Lecture Notes: Recreating Shazam's Song Recognition Algorithm

Introduction

  • Motivation: Curiosity and desperation to land a junior Dev job.
  • Shazam's tech fascination: Instantly recognizes songs using audio.
  • Objective: Reverse engineer Shazam to demonstrate engineering skills.

Understanding Shazam's Technology

  • Core concept: Audio Fingerprinting
    • Creates a unique 'DNA profile' for every song.
  • Main Steps:
    1. Spectrogram Creation: Converts song to frequency content over time.
    2. Peak Identification: Pinpoints high-intensity frequencies or 'Peaks'.
    3. Hash Encoding: Encodes relationships into unique hashes linked to song metadata.
    4. Database Storage: Stores thousands of hashes as a song's fingerprint.

Process of Song Identification

  • App records a snippet and creates its fingerprint.
  • Uses fingerprints to query database for matches.
  • Evaluates time coherence for candidate songs to find the correct match.

Implementation

  • Language: Coded using Go, no libraries, for learning.
  • Audio handling: Utilized libraries for heavy lifting tasks.

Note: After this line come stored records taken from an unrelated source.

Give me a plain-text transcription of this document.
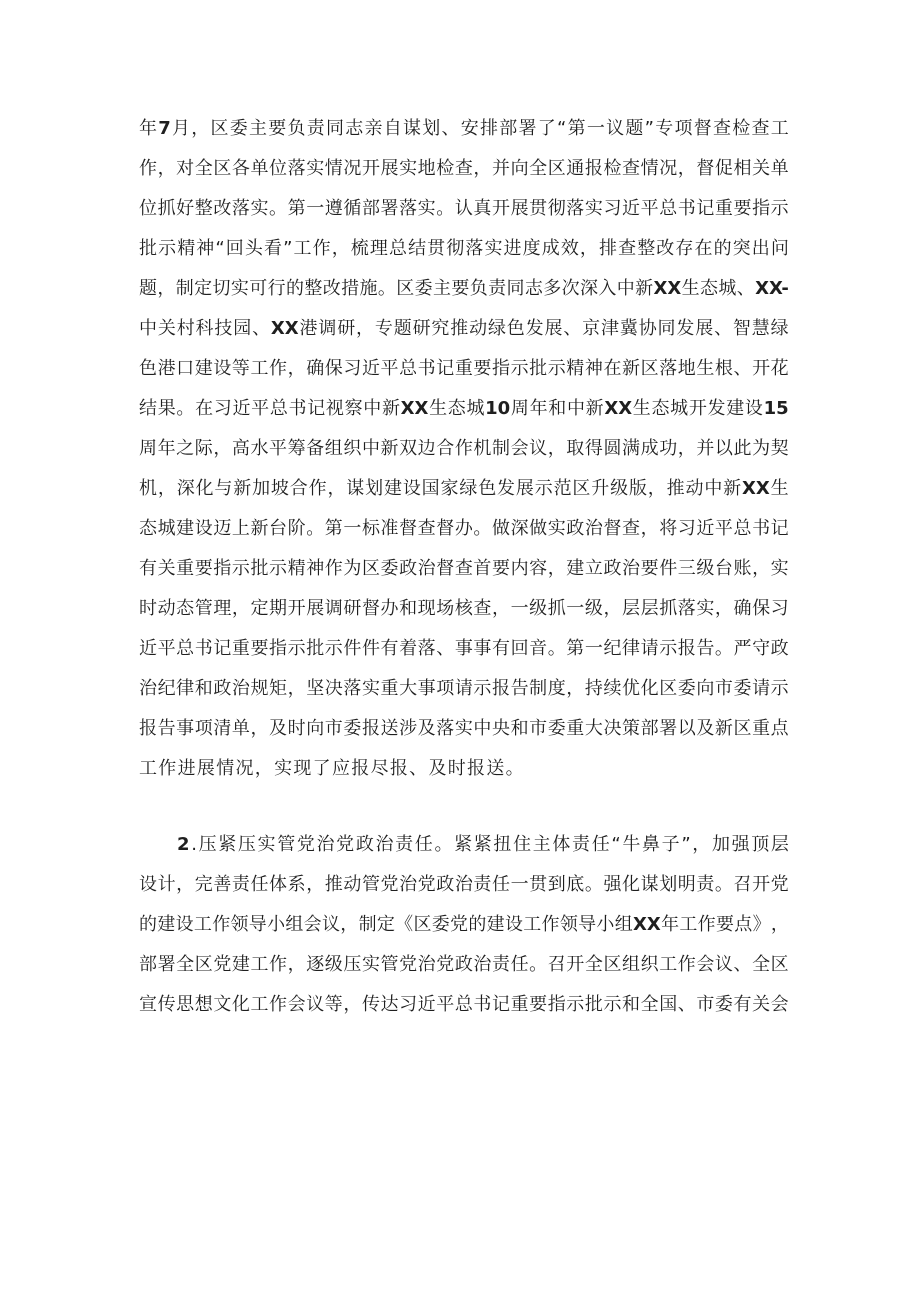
年 7 月 ， 区 委 主 要 负 责 同 志 亲 自 谋 划 、 安 排 部 署 了 “ 第 一 议 题 ” 专 项 督 查 检 查 工
作 ， 对 全 区 各 单 位 落 实 情 况 开 展 实 地 检 查 ， 并 向 全 区 通 报 检 查 情 况 ， 督 促 相 关 单
位 抓 好 整 改 落 实 。 第 一 遵 循 部 署 落 实 。 认 真 开 展 贯 彻 落 实 习 近 平 总 书 记 重 要 指 示
批 示 精 神 “ 回 头 看 ” 工 作 ， 梳 理 总 结 贯 彻 落 实 进 度 成 效 ， 排 查 整 改 存 在 的 突 出 问
题 ， 制 定 切 实 可 行 的 整 改 措 施 。 区 委 主 要 负 责 同 志 多 次 深 入 中 新 XX 生 态 城 、 XX-
中 关 村 科 技 园 、 XX 港 调 研 ， 专 题 研 究 推 动 绿 色 发 展 、 京 津 冀 协 同 发 展 、 智 慧 绿
色 港 口 建 设 等 工 作 ， 确 保 习 近 平 总 书 记 重 要 指 示 批 示 精 神 在 新 区 落 地 生 根 、 开 花
结 果 。 在 习 近 平 总 书 记 视 察 中 新 XX 生 态 城 10 周 年 和 中 新 XX 生 态 城 开 发 建 设 15
周 年 之 际 ， 高 水 平 筹 备 组 织 中 新 双 边 合 作 机 制 会 议 ， 取 得 圆 满 成 功 ， 并 以 此 为 契
机 ， 深 化 与 新 加 坡 合 作 ， 谋 划 建 设 国 家 绿 色 发 展 示 范 区 升 级 版 ， 推 动 中 新 XX 生
态 城 建 设 迈 上 新 台 阶 。 第 一 标 准 督 查 督 办 。 做 深 做 实 政 治 督 查 ， 将 习 近 平 总 书 记
有 关 重 要 指 示 批 示 精 神 作 为 区 委 政 治 督 查 首 要 内 容 ， 建 立 政 治 要 件 三 级 台 账 ， 实
时 动 态 管 理 ， 定 期 开 展 调 研 督 办 和 现 场 核 查 ， 一 级 抓 一 级 ， 层 层 抓 落 实 ， 确 保 习
近 平 总 书 记 重 要 指 示 批 示 件 件 有 着 落 、 事 事 有 回 音 。 第 一 纪 律 请 示 报 告 。 严 守 政
治 纪 律 和 政 治 规 矩 ， 坚 决 落 实 重 大 事 项 请 示 报 告 制 度 ， 持 续 优 化 区 委 向 市 委 请 示
报 告 事 项 清 单 ， 及 时 向 市 委 报 送 涉 及 落 实 中 央 和 市 委 重 大 决 策 部 署 以 及 新 区 重 点
工 作 进 展 情 况 ， 实 现 了 应 报 尽 报 、 及 时 报 送 。
2 . 压 紧 压 实 管 党 治 党 政 治 责 任 。 紧 紧 扭 住 主 体 责 任 “ 牛 鼻 子 ” ， 加 强 顶 层
设 计 ， 完 善 责 任 体 系 ， 推 动 管 党 治 党 政 治 责 任 一 贯 到 底 。 强 化 谋 划 明 责 。 召 开 党
的 建 设 工 作 领 导 小 组 会 议 ， 制 定 《 区 委 党 的 建 设 工 作 领 导 小 组 XX 年 工 作 要 点 》 ，
部 署 全 区 党 建 工 作 ， 逐 级 压 实 管 党 治 党 政 治 责 任 。 召 开 全 区 组 织 工 作 会 议 、 全 区
宣 传 思 想 文 化 工 作 会 议 等 ， 传 达 习 近 平 总 书 记 重 要 指 示 批 示 和 全 国 、 市 委 有 关 会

Key Functions in Algorithm

  1. Spectrogram Creation:

    • Converts raw audio into spectrogram via sliding window technique.
    • Mitigates spectral leakage using Hamming window function.
    • Uses FFT to transform audio to frequency domain.
    • Downsamples audio, limits frequency range (20Hz to 5kHz).
  2. Peak Extraction:

    • Applies filter of six logarithmic frequency bands.
    • Identifies loudest frequencies in each band.
    • Uses average of strongest frequencies as dynamic threshold.
  3. Fingerprint Creation:

    • Treats each peak as an 'Anchor'. Identifies five nearby 'Targets'.
    • Creates unique hash encoding peak relationships.
    • Stores hashes in hashmap with time stamps and song IDs.

Front-End Development

  • Used React for the user interface.
  • Communication via WebSockets.
  • Integrated Spotify for song data retrieval.
  • Process:
    • Users upload songs or provide Spotify links.
    • Song data fetched from YouTube and processed.

Song Matching Process

  • User records audio snippet.
  • Snippet encoded and processed to create fingerprint.
  • Queries fingerprint database for matches.
  • Evaluates time coherence to find best match.

Conclusion

  • Most challenging project undertaken.
  • Provides a demonstration of technical capability.
  • Links to demo and GitHub repository for further exploration.

Additional Notes

  • Copyright laws prevent full demo.
  • Demo video and code available via provided links.